Background: Graves’ disease is usually associated with hyperthyroidism. Alternating hyperthyroidism and hypothyroidism in Graves’ disease is a very rare phenomenon, thought to be due to a change from stimulating to inhibitory TSH receptor antibodies (TRAb). We present a case of spontaneously oscillating thyroid function over a 14 year period.

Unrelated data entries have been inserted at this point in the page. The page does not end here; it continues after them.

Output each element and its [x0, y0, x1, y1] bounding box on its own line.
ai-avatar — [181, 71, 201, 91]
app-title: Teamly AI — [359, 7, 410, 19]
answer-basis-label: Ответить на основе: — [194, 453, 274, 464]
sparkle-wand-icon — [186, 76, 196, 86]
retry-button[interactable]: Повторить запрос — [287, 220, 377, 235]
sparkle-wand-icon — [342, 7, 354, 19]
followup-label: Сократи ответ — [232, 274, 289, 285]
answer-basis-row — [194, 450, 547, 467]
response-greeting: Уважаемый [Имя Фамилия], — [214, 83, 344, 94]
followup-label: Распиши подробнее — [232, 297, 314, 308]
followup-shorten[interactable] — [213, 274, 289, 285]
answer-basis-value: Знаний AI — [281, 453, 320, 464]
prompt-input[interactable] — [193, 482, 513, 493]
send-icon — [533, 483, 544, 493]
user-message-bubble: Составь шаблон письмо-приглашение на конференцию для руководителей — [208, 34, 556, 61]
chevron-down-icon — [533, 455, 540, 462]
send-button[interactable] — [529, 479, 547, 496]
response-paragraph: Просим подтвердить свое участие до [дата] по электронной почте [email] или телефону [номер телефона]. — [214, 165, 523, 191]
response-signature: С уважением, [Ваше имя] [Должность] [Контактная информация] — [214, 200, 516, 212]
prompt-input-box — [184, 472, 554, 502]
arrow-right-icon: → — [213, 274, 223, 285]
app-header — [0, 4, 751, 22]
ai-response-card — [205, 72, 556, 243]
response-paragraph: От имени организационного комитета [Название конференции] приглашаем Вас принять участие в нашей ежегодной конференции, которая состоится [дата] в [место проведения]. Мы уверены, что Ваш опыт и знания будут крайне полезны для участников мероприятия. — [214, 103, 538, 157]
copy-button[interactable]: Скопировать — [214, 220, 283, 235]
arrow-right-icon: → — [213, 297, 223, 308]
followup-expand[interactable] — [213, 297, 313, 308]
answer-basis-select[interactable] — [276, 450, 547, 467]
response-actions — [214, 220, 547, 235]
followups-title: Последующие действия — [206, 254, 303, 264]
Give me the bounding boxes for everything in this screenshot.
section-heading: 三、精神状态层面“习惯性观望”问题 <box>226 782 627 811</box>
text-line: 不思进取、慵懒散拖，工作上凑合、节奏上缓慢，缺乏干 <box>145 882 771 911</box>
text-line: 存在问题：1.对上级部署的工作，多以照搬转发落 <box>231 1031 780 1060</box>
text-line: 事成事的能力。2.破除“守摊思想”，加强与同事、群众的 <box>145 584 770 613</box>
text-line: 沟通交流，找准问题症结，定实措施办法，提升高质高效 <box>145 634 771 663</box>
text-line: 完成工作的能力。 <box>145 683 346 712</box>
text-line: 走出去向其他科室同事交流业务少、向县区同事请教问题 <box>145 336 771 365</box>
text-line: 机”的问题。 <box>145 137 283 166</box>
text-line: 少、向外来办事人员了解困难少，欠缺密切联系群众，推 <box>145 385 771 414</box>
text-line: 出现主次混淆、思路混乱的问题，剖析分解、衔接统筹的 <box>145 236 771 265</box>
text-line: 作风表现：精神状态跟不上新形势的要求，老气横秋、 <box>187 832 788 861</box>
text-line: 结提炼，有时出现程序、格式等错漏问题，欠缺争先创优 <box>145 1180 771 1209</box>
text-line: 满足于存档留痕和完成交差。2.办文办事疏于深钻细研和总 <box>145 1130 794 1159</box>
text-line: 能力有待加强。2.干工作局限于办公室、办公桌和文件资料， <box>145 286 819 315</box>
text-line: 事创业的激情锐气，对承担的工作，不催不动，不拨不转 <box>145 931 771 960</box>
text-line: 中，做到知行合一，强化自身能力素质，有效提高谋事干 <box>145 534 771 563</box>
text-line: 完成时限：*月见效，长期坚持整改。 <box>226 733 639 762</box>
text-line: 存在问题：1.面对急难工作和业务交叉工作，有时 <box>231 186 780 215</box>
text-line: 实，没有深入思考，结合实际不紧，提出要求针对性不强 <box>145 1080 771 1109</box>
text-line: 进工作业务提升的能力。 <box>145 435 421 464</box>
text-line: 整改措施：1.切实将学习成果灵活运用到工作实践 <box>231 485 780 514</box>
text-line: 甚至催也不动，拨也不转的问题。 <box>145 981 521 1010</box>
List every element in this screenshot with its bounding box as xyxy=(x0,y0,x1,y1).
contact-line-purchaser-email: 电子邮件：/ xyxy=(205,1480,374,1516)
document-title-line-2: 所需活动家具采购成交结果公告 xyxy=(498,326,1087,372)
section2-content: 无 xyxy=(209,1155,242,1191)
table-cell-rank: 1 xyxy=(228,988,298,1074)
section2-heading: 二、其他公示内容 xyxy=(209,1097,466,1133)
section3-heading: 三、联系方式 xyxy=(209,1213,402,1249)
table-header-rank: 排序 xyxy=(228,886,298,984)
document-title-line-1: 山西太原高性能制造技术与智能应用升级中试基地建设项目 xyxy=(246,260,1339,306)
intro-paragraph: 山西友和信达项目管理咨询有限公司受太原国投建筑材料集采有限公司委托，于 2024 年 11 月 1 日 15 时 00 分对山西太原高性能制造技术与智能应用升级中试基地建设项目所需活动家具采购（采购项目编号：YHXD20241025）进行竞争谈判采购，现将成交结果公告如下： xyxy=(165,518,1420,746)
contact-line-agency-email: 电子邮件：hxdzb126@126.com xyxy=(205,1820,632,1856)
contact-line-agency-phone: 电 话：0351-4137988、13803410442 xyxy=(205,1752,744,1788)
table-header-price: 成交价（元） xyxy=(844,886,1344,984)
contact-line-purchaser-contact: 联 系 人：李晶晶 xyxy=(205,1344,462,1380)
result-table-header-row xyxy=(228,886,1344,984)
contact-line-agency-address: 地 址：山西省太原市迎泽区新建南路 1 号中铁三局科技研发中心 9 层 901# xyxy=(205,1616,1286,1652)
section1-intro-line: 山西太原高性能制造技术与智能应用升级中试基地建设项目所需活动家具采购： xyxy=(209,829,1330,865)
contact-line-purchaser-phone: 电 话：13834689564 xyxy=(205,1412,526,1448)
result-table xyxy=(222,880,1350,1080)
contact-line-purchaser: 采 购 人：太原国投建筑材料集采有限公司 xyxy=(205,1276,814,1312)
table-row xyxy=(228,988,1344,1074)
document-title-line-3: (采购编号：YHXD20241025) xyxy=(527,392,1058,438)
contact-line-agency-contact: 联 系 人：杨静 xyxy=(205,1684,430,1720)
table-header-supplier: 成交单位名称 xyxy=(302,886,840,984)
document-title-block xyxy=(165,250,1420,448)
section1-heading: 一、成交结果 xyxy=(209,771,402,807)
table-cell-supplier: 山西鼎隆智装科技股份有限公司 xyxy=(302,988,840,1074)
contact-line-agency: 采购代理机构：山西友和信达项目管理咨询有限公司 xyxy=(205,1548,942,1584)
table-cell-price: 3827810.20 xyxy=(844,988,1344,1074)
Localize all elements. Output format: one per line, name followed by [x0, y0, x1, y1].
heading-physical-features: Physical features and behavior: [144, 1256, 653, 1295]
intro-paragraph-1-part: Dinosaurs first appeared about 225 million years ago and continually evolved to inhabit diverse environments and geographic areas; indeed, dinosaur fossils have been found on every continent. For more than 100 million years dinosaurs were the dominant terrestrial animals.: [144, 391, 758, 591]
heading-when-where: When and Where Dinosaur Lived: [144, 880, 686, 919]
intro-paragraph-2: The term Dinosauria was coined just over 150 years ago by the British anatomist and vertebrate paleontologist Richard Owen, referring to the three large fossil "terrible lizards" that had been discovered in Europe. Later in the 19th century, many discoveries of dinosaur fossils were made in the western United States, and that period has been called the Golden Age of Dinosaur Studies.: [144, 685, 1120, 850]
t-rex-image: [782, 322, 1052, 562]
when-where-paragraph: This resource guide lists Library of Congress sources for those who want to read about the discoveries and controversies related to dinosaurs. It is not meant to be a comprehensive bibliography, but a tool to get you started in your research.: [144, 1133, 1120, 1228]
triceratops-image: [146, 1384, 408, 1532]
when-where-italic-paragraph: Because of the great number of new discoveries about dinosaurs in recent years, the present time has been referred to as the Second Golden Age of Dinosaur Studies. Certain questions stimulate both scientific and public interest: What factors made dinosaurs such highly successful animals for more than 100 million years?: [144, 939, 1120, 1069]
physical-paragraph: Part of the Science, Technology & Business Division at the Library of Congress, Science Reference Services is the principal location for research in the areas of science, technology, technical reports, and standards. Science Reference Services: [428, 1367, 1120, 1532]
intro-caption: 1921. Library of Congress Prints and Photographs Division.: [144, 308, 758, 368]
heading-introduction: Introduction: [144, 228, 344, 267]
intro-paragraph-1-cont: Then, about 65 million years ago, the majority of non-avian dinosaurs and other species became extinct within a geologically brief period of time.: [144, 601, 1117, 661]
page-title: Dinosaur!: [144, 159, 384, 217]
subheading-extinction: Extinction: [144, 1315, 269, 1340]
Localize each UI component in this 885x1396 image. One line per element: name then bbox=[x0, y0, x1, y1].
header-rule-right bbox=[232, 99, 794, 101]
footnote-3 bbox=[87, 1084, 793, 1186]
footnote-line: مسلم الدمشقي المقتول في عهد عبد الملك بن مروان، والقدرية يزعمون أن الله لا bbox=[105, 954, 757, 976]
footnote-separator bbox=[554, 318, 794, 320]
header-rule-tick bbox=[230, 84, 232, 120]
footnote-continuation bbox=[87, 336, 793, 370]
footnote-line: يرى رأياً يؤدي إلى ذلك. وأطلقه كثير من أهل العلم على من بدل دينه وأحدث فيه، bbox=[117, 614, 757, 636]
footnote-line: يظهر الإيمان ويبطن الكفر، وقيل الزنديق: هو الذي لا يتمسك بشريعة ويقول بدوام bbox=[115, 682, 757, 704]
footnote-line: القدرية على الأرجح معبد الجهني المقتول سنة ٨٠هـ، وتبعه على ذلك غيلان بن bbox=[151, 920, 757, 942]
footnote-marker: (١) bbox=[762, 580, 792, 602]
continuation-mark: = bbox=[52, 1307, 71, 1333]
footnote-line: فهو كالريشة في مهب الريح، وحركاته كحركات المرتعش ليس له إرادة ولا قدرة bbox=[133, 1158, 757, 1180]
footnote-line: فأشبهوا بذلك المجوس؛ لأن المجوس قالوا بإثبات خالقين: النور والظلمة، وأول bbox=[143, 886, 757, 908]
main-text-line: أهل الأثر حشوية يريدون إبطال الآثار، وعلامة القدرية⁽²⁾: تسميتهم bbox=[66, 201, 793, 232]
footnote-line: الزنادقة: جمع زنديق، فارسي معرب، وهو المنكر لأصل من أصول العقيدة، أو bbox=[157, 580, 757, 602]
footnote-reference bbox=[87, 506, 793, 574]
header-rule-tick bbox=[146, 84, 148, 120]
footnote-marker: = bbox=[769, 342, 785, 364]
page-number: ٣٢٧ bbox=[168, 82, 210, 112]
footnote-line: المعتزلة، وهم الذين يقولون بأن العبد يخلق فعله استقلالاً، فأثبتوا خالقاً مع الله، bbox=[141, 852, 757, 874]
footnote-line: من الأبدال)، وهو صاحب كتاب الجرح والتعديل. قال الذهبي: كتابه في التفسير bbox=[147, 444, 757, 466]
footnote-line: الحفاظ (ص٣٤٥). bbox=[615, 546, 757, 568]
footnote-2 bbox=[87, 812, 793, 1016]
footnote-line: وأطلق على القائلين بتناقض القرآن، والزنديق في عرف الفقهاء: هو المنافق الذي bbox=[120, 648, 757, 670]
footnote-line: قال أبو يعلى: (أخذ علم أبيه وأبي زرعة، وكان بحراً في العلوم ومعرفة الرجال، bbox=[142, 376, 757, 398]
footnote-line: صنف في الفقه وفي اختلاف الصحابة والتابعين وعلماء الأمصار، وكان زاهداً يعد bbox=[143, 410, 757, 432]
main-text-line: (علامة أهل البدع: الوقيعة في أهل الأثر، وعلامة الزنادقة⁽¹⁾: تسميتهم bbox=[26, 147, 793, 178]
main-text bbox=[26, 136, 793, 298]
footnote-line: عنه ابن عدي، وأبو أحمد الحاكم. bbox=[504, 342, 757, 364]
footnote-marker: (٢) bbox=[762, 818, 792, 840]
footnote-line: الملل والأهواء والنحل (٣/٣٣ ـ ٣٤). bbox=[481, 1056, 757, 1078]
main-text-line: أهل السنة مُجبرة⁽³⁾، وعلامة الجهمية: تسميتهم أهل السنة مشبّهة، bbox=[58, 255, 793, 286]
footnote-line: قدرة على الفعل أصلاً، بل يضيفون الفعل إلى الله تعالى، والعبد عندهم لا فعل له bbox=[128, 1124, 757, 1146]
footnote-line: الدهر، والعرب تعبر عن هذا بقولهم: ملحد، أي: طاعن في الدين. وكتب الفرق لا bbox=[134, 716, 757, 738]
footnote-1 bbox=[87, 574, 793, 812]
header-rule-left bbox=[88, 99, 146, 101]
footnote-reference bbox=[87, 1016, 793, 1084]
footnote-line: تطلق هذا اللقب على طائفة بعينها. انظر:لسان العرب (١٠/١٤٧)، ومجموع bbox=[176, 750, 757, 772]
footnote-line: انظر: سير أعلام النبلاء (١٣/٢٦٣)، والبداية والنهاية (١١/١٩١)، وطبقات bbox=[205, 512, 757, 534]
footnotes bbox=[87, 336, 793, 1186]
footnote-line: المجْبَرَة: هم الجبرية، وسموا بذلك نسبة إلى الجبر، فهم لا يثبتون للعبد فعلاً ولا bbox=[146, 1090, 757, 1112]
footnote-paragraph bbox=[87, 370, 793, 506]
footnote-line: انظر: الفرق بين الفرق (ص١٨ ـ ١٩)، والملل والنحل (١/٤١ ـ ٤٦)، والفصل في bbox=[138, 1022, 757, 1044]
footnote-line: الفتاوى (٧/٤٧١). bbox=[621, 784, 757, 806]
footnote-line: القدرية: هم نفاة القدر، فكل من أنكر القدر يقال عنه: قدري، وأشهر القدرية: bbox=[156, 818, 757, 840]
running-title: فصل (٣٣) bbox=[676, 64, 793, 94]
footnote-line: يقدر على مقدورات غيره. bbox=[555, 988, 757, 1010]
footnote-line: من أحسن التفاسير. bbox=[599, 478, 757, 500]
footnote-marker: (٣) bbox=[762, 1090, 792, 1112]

Case Presentation: A 37 year old female was diagnosed with Graves’ disease in 2002. At the time of her diagnosis she was hyperthyroid and was initially managed with carbimazole. Her thyroid function tests (TFTs) then showed a T4 of 25 pmol/L (10–20), T3 of 11.8 pmol/L (2.5–6.8) and TSH <0.05 mU/L (0.4–4.0), along with a TRAb level of 35 U/L (<1). Later, in 2007 she became spontaneously hypothyroid, her TSH increased to 100 mU/L, T4 was 10 pmol/L, T3 was 2.8 pmol/L and her TRAb level decreased to 3.2 U/L. She then was commenced on thyroid hormone replacement, consisting of a combination of thyroxine and thyroid extract, and remained quite stable whilst on it until in 2015, when she developed symptoms of hyperthyroidism again. Her TFTs then revealed a T4 of 29 pmol/L, T3 of 12.2 pmol/L, TSH <0.05 mU/L and TRAb level of 8 U/L. Although initially the total dose of thyroid hormone replacement was reduced and the form changed to oral T3, her hyperthyroidism persisted and the thyroid hormone replacement was ceased. She was subsequently commenced on carbimazole again, and referred to our institution at this point. There has been a notable improvement in her TFTs: T4 16 pmol/L, T3 7.0 pmol/L and TSH <0.05 mU/L, but issues with poor adherence to the carbimazole have prevented complete normalisation.

Conclusion: Oscillating thyroid function in Graves’ disease is very rare. Definitive treatment with radioactive iodine or surgery with subsequent thyroxine replacement has been recommended for long term management.